Some people naturally excel and cope better than some others – without necessarily implying that those struggling to cope are weaker. And a good commanding officer is the one who is able to recognise the different strengths of the rank and file under his command, and deploy same as the situation demands.
Thus, it is a naturally occurring phenomenon that some members of the military may suffer from mental health challenges, while some may resort to substance taking behaviour to relieve stress and help them cope. Others may take solace in their religious faith. These different coping abilities are further exposed, during periods of combat engagements such as the on-going war against the Boko Haram insurgency in the North East; securing peace in the middle belt; as well as the operations to protect and safeguard the oil installations in the Niger Delta region.

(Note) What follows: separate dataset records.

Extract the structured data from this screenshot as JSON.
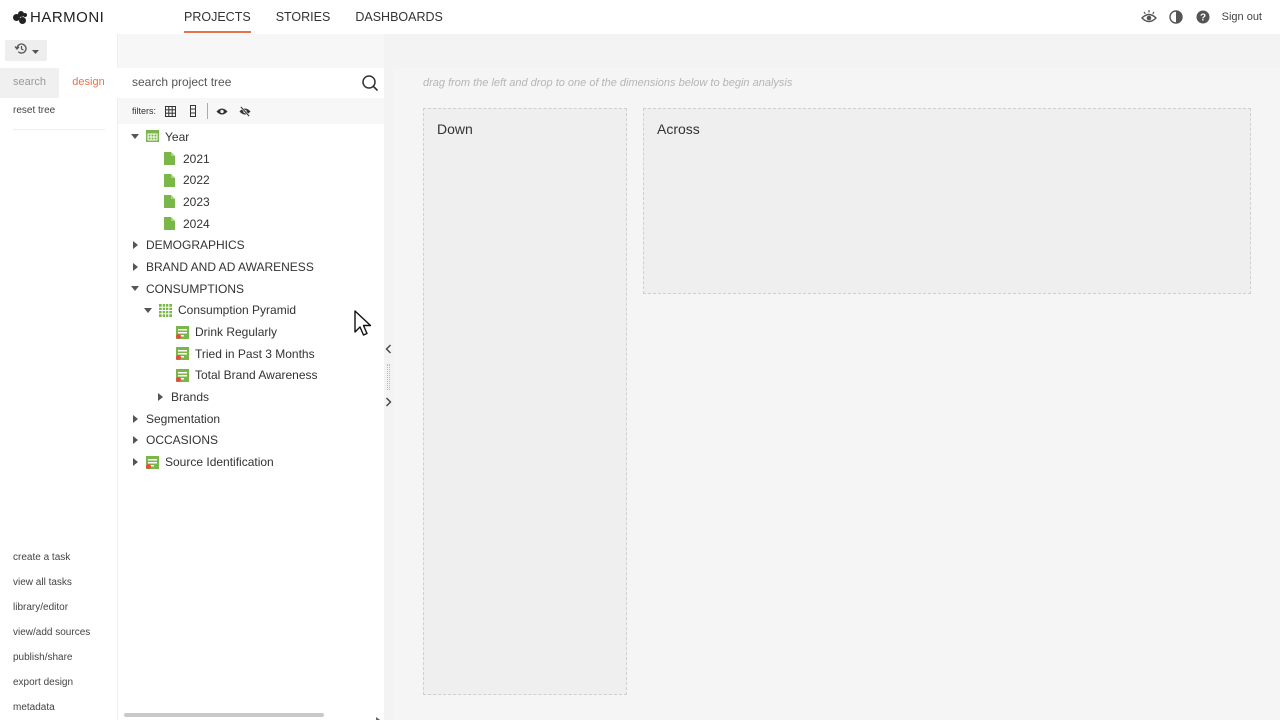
{
  "app": {
    "brand": "HARMONI",
    "accent_color": "#e8734a"
  },
  "nav": {
    "items": [
      {
        "label": "PROJECTS",
        "active": true
      },
      {
        "label": "STORIES",
        "active": false
      },
      {
        "label": "DASHBOARDS",
        "active": false
      }
    ]
  },
  "top_right": {
    "icons": [
      "eye-icon",
      "contrast-icon",
      "help-icon"
    ],
    "signout_label": "Sign out"
  },
  "rail": {
    "history_icon": "history-icon",
    "tabs": [
      {
        "label": "search",
        "active": false
      },
      {
        "label": "design",
        "active": true
      }
    ],
    "reset_tree_label": "reset tree",
    "links": [
      "create a task",
      "view all tasks",
      "library/editor",
      "view/add sources",
      "publish/share",
      "export design",
      "metadata"
    ]
  },
  "tree_panel": {
    "search_placeholder": "search project tree",
    "filters_label": "filters:",
    "nodes": [
      {
        "label": "Year",
        "caret": "down",
        "icon": "calendar-icon"
      },
      {
        "label": "2021",
        "caret": "none",
        "icon": "file-icon"
      },
      {
        "label": "2022",
        "caret": "none",
        "icon": "file-icon"
      },
      {
        "label": "2023",
        "caret": "none",
        "icon": "file-icon"
      },
      {
        "label": "2024",
        "caret": "none",
        "icon": "file-icon"
      },
      {
        "label": "DEMOGRAPHICS",
        "caret": "right",
        "icon": "none"
      },
      {
        "label": "BRAND AND AD AWARENESS",
        "caret": "right",
        "icon": "none"
      },
      {
        "label": "CONSUMPTIONS",
        "caret": "down",
        "icon": "none"
      },
      {
        "label": "Consumption Pyramid",
        "caret": "down",
        "icon": "grid-icon"
      },
      {
        "label": "Drink Regularly",
        "caret": "none",
        "icon": "variable-icon"
      },
      {
        "label": "Tried in Past 3 Months",
        "caret": "none",
        "icon": "variable-icon"
      },
      {
        "label": "Total Brand Awareness",
        "caret": "none",
        "icon": "variable-icon"
      },
      {
        "label": "Brands",
        "caret": "right",
        "icon": "none"
      },
      {
        "label": "Segmentation",
        "caret": "right",
        "icon": "none"
      },
      {
        "label": "OCCASIONS",
        "caret": "right",
        "icon": "none"
      },
      {
        "label": "Source Identification",
        "caret": "right",
        "icon": "variable-icon"
      }
    ]
  },
  "main": {
    "hint": "drag from the left and drop to one of the dimensions below to begin analysis",
    "down_label": "Down",
    "across_label": "Across"
  }
}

The focus of intervention efforts towards rebuilding and rehabilitating the North-East have been directed at the displaced civilians – women, children and other citizens. The aim is to gradually return the ravaged region, from the scars of war, back to normalcy. However, in pushing ahead with these efforts, the invisible wounds and emotional scars of the gallant officers of the Nigerian Armed Forces should not be overlooked.

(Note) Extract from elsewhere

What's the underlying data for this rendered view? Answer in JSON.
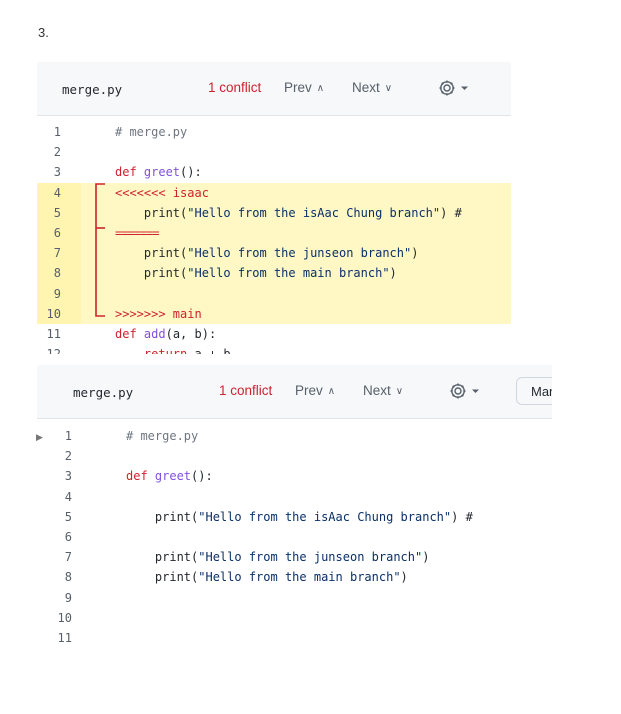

While I am not sure if the Armed Forces have more than five psychiatrists in the three arms combined (Army, Navy, and Airforce), interventions can be provided and organised, for example, in collaboration with nearby mental health facilities such as the Neuropsychiatric Hospitals.
Figures from the US Military and Veteran mental health office indicates that nearly one out of every five American combatants, returning from active tours of duty suffer from a mental health disorder – commonly severe depression and post-traumatic stress disorder (PTSD).
We do not have(at least in the public domain), similar figures and data for our service men. We can only hope and advocate that those who put their life on the line for the peace and security of this nation, are guaranteed the best health care service that they need, as may be indicated – including for mental health problems.
Indeed, we have seen a few returning officers seeking care at the behest of their family members, for symptoms in keeping with depression in some cases, and post-traumatic stress disorder in other cases. The common thread in these instances, is their reluctance to disclose to the military that they were suffering from these conditions. Such secrecy should not be allowed to fester or exist in the first place.
Even without adequate numbers of mental health professionals within the military, recognition and awareness of these invisible wounds of war by the top echelons of the military, can prompt changes in policy. For example, reducing the number of tours per combatant, the duration of tours, positive motivation and psychosocial interventions and support e.t.c. are low hanging fruits at minimal expense, that can help to promote mental wellbeing of our gallant officers and men; and reduce the risk of emotional break down.
The professional associations such as the Association of Psychiatrists in Nigeria (APN) may also be invited to organise and provide psychosocial support as well as screening, treatment and intervention programmes, in conjunction with the military hospitals and health personnel.
Other allied mental health professionals such as the Psychological Association of Nigeria, and the Association of Psychiatric Nurses may also play an active role, with support from the established tertiary mental health facilities across the country.
A huge potential barrier to mental health services which must be overcome, is the associated stigma and embarrassment of being labeled as having a mental health challenge and subsequently seen as a weakling, within the driven and ‘macho’ environment of the military establishment.
However, if these efforts are initiated by the top military brass, it should become acceptable and less stigmatised within the rank and file. It is a duty we owe our military servicemen: to ensure that we not only tend to their physical wounds, but that we also look out for, and provide adequate support and treatment for the often-invisible wounds, in the form of mental health challenges that they may be suffering from.